Las pastillas con arsénico del doctor Simms, por ejemplo, salieron a la venta a finales del siglo XIX, con supuestos efectos cosméticos y para “levantar el ánimo”.
No obstante, no hay ninguna sustancia que, por si sola o en combinación con otras, haya producido tantas muertes desde la Antigüedad. El arsénico fue el agente homicida en el 75 % de los envenenamientos juzgados en Francia durante la década de 1830; y en Gran Bretaña, la proporción llegó a la mitad de los casos enjuiciados entre 1815 y 1860.
El más famoso de todos los venenos es un asesino muy discreto. Puede camuflarse con otros productos, como la harina o el azúcar, no se descompone, es soluble, no caduca y no huele.

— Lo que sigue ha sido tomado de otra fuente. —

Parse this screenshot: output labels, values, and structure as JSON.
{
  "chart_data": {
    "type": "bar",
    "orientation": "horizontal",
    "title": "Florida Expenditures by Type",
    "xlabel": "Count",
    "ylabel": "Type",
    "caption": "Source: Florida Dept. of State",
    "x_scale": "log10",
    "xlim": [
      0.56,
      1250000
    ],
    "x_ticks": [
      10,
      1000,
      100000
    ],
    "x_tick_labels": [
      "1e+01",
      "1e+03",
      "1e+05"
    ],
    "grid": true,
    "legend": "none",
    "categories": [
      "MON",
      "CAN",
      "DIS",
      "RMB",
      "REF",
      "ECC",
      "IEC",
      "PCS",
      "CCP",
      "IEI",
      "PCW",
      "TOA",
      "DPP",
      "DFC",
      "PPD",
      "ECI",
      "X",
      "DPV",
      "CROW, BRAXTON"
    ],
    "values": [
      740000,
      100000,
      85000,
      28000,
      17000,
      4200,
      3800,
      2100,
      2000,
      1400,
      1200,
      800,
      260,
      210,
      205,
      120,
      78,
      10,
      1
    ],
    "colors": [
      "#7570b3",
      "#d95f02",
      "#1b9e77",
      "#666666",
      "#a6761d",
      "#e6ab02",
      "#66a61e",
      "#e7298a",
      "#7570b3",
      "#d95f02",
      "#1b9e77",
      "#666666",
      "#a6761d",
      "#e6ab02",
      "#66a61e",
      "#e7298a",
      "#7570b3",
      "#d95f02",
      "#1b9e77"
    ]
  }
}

Se calcula que 0,15 gramos es la dosis mortal para una persona de 75 kilos de peso. Una vez ingerido, el cuerpo lo asimila con rapidez. Pasa del aparato digestivo al torrente sanguíneo y, de ahí, se distribuye por todos los órganos, aunque se concentra en las uñas, el pelo, la piel, las arterias y el hígado.
La deshidratación que desencadena es, en ocasiones, tan aguda que puede producir la momificación de algunos cadáveres. Los envenenados tienen síntomas muy aparatosos, porque el arsénico, al ser muy cáustico, quema todo el tubo digestivo, causa fuertes dolores abdominales, diarreas y, a veces, hemorragias.
Administrado en muy bajas dosis, puede actuar de forma lenta pero implacable. Los síntomas aparecen poco a poco y son tan genéricos, como cansancio, irritabilidad y pérdida de apetito o de peso, que pueden conducir a un crimen (casi) perfecto.
Un ejemplo es el de Hélène Jégado, una cocinera francesa que fue ejecutada en el siglo XIX después de comprobarse que había envenenado lentamente a una treintena de personas para las que había trabajado en la región de Bretaña.